The actual pivot design is very simple: aluminum structure rides directly on stainless steel shoulder bolts. Counterbores in the aluminum were made such that the shoulder bolt had a tiny amount of clearance - the joint pivoted freely but didn't wobble too much.
For light, slow moving systems, such aluminum on steel "bearings" can work.
The counterbalance concept above was obviously too bulky and unworkable. A different approach to reducing joint force was tried out: going "ultralight" with thin wall tubing based structures. The system worked pretty smoothly, but clearly could not handle much more weight. And more weight would certainly be needed with an anthropomophic robot with wrists and hands.
The teflon tubing ends are held in place with epoxy, and the tendon ends are held to the driven disk with a pair of set screws.
There was a key problem with the "hard wire in teflon tube" strategy for transmitting motion - while the wire is in tension, the tube is in compression and will buckle. The Teflon tubes simply cannot withstand compressive force. The diagram at left illustrates the problem.
The Teflon tubes needed some form of axial stiffening - a "backbone" - if this system was going to work. Bicycle cable conduits are axially stiff, but way too unflexible. Good flexibility was needed since a bundle of these stiffened tubes would have to traverse joints, some bending over 120 degrees.
The first attempt at stiffening was 2 tubes and 1 wire, with wrapping to hold it all together. It didn't wear well, and was not stiff enough.
Small, flexible stiffened tube was needed, and a machine was built to help create such stuff.
With the new flexible incompressible tube from the wrapping machine available, it was time to make something more complex. This rig had a 3 degree of freedom shoulder and an elbow, and it was hooked to a computerized servo-control system. It actually looked like an arm and it worked. This rig was very lightly built, and flimsy. And most troubling was that the lay of the tubes was going to lead to quick wear-out due to harsh flexing and rubbing. It seemed that to minimize the bending and rubbing stresses on the tube bundles, they must go through the CENTER of the joints.
This next arm iteration had the tube bundles routed through joint centers to minimize bundle thrashing, and was a little more substantial in build strength.
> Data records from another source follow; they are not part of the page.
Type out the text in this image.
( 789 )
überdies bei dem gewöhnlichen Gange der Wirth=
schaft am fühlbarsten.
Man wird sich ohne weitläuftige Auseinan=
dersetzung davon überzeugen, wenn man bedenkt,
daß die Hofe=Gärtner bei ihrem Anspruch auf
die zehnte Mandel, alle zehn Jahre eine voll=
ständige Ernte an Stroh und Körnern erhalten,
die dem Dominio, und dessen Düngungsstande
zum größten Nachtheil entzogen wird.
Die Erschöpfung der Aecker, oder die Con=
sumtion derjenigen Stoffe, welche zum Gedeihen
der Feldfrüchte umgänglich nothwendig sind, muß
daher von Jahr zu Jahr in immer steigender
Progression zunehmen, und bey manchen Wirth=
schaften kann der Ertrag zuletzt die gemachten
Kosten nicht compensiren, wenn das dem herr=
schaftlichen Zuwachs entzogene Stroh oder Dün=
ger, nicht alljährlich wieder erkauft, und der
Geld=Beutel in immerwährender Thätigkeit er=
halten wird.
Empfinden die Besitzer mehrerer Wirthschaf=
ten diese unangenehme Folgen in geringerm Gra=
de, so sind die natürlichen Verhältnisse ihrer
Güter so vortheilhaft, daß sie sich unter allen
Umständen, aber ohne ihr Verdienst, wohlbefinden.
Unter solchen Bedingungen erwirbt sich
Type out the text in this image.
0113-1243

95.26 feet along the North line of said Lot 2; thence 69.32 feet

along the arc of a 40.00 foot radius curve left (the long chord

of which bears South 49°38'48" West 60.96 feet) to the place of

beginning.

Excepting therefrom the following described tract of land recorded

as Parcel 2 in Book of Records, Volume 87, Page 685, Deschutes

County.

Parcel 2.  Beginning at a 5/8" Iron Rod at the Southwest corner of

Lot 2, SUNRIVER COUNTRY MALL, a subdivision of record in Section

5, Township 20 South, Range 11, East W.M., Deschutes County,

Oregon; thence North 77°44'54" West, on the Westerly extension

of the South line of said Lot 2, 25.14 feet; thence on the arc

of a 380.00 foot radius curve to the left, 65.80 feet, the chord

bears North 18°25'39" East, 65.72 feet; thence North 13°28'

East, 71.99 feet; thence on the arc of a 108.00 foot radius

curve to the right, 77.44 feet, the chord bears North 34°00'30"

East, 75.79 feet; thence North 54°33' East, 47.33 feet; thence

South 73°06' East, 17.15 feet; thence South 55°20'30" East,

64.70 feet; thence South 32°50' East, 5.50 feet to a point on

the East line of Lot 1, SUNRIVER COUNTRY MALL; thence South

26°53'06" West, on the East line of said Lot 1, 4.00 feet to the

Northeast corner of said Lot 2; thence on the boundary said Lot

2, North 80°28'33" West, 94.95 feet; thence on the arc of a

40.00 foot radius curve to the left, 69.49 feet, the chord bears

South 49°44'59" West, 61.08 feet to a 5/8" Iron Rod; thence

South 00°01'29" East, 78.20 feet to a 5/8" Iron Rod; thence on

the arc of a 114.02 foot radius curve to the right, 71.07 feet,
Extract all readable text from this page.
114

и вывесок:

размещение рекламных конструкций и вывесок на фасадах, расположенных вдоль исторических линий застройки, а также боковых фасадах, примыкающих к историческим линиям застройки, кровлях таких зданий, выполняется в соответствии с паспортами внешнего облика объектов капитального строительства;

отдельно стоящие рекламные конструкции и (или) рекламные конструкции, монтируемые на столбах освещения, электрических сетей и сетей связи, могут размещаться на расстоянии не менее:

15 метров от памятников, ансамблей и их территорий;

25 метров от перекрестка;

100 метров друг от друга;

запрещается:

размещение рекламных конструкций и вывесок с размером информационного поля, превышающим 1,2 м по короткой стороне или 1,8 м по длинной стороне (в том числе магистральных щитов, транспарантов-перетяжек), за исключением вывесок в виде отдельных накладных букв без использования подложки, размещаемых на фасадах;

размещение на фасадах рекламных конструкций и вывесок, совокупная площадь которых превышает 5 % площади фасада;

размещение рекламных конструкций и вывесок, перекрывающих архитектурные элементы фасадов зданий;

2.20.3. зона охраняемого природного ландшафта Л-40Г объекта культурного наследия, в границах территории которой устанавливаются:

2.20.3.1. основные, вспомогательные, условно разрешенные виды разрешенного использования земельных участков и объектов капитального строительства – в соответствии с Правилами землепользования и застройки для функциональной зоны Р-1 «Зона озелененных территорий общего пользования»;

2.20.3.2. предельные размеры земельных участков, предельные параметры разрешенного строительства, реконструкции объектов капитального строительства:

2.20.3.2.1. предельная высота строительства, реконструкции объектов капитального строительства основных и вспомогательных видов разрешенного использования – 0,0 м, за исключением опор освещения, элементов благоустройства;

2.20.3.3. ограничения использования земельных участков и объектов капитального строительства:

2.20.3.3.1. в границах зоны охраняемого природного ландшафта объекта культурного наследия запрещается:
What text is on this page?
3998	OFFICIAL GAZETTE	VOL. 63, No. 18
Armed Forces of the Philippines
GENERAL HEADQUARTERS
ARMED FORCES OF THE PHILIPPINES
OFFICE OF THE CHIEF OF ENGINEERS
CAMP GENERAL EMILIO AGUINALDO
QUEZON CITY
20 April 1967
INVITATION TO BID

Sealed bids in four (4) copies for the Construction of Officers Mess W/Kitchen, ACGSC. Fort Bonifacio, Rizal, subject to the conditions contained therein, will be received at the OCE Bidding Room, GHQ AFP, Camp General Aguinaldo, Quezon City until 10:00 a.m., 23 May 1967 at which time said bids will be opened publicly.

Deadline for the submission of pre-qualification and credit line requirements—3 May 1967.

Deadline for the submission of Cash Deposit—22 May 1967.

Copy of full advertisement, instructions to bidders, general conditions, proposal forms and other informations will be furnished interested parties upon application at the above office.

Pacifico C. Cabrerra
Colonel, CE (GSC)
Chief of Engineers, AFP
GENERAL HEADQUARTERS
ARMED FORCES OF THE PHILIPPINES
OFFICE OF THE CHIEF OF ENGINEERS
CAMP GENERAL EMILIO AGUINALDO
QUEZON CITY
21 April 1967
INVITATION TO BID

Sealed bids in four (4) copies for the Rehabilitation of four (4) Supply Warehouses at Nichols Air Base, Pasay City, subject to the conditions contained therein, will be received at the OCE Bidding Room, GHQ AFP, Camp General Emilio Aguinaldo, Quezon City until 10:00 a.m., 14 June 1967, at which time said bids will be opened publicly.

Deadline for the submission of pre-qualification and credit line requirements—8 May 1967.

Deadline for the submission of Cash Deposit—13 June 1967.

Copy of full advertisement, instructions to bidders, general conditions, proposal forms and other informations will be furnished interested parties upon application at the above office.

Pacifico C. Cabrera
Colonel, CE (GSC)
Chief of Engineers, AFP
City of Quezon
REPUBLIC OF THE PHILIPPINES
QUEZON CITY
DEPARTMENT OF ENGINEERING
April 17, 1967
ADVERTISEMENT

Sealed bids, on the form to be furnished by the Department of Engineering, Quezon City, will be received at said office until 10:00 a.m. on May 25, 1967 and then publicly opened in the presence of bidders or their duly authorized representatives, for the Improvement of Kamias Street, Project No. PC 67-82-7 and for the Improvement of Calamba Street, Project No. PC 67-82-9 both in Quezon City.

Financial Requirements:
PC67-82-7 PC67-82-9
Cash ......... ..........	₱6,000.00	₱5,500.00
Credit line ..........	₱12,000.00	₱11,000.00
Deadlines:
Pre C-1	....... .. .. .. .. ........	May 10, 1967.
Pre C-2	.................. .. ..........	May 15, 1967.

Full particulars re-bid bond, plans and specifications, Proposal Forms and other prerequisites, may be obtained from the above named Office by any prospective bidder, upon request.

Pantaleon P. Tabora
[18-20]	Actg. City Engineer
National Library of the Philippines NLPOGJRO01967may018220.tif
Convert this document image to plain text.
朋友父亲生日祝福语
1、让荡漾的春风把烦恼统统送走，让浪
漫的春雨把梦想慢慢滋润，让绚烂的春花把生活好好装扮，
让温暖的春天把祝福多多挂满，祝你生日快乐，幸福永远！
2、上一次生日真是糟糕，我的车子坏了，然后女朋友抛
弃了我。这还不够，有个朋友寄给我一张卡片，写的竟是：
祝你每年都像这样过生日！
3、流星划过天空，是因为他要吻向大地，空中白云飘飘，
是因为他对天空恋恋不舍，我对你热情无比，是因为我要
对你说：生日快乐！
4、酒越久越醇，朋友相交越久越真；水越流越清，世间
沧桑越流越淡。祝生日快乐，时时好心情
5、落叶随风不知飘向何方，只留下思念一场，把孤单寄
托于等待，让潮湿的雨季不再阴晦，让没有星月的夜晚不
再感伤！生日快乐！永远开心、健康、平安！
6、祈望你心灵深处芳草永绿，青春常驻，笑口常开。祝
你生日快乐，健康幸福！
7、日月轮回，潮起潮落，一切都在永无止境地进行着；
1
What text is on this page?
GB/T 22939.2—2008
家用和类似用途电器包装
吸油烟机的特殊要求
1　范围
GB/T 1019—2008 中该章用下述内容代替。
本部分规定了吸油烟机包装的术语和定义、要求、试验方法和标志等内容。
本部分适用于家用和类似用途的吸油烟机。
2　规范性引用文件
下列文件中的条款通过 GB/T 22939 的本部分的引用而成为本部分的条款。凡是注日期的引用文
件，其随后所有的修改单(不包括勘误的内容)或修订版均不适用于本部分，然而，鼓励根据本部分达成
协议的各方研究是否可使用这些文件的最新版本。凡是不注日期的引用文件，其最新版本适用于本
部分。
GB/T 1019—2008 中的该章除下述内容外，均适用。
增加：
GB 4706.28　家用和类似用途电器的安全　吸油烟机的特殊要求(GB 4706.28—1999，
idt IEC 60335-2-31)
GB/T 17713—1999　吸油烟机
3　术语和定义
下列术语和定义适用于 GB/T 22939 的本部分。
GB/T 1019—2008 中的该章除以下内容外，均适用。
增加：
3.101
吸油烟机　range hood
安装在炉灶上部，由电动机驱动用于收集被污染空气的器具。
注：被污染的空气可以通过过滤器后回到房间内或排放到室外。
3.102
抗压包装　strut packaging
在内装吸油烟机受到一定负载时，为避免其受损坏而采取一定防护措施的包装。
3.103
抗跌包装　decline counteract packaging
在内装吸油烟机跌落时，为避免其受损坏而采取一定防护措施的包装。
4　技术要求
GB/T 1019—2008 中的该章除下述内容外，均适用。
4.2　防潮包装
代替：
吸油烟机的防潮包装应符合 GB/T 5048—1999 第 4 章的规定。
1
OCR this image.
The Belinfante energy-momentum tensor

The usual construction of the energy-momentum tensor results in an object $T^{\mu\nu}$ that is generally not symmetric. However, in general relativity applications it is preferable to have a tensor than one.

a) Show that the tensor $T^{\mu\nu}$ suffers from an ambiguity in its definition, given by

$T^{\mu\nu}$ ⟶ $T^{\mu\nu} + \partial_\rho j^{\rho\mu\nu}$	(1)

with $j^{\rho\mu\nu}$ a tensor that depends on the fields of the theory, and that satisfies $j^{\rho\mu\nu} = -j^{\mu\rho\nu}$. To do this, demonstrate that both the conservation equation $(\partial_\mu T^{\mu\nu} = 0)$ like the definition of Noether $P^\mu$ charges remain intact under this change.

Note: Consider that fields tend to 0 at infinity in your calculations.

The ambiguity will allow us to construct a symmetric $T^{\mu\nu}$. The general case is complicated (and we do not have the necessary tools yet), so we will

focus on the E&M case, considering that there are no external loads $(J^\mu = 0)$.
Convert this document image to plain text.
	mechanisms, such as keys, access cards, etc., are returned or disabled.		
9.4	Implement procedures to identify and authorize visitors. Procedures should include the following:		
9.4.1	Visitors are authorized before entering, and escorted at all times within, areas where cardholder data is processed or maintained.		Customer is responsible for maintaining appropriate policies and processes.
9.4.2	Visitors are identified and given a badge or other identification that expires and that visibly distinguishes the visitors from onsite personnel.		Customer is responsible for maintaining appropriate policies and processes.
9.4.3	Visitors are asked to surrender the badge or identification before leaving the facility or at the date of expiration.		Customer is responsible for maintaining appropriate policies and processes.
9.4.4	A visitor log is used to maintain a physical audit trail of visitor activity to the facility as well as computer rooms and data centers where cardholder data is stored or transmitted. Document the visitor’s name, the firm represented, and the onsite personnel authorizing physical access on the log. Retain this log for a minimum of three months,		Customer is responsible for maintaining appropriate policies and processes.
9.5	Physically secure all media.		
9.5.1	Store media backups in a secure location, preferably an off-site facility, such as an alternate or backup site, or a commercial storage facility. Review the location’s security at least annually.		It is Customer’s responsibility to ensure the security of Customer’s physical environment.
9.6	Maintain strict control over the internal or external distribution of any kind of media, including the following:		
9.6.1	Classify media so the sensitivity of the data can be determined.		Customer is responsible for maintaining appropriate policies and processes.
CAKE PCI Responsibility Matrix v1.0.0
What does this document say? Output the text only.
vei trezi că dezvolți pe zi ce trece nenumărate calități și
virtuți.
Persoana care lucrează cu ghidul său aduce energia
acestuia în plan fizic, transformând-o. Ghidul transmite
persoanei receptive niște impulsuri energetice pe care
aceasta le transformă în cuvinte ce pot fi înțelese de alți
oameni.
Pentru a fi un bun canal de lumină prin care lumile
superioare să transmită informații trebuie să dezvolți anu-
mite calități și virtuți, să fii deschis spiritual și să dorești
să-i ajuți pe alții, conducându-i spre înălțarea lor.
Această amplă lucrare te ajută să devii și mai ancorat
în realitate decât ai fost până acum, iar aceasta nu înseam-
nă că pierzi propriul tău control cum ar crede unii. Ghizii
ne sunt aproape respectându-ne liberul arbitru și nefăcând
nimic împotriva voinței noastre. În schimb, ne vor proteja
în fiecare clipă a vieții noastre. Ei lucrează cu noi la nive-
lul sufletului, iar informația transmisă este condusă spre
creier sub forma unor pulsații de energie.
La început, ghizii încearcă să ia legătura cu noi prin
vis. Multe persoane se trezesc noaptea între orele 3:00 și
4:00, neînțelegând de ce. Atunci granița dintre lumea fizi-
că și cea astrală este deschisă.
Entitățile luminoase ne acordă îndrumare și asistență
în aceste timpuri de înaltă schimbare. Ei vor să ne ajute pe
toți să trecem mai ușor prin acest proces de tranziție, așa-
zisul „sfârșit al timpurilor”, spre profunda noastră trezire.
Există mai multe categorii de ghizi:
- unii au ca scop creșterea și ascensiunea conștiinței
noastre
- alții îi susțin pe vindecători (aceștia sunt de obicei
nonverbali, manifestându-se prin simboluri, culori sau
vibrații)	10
Nested brass tubes formed the revolute joints as well as being "bones". Aluminum pulleys were pressed and/or epoxied to the brass tubes.
The next arm (above, and compared to predecessor at left) was much sturdier and included ball bearings on several axes. This was pretty much the best that could be done with wire-in-stiffened-tube technology. It worked well, but clearly would not work long. These tube bundles just didn't like repeated bending - bundles never do.
The above rig solved the bending issue nicely. However, there was a serious cable friction issue. The cable tendons were informally layed in, and rounded corners over Teflon cylinders. This is OK for a few cables, but when there are several, they tend to crowd each other and get "intertwisted". To reduce friction to a minimum, each cable needed to have its own path, and be prevented from touching its neighbors. Thus, the "revector block" was born. Revector blocks (red objects in photo below) have Teflon tubes embedded in them which guide each cable just where it needs to go. Revector blocks plus benders allow cable runs to be optimal: parallel for bending (through hinge joints), and tight hexagonal grouping for twisting (through revolute joints).
At this point, with parallel benders, revector blocks and 7 x 7 cable tendons, the technology was reasonably mature. The Slave Zero robot (right) was constructed. A year later, assorted slight improvements were made to the design and Slave One was built. These 2 machines have operated reliably since 1998.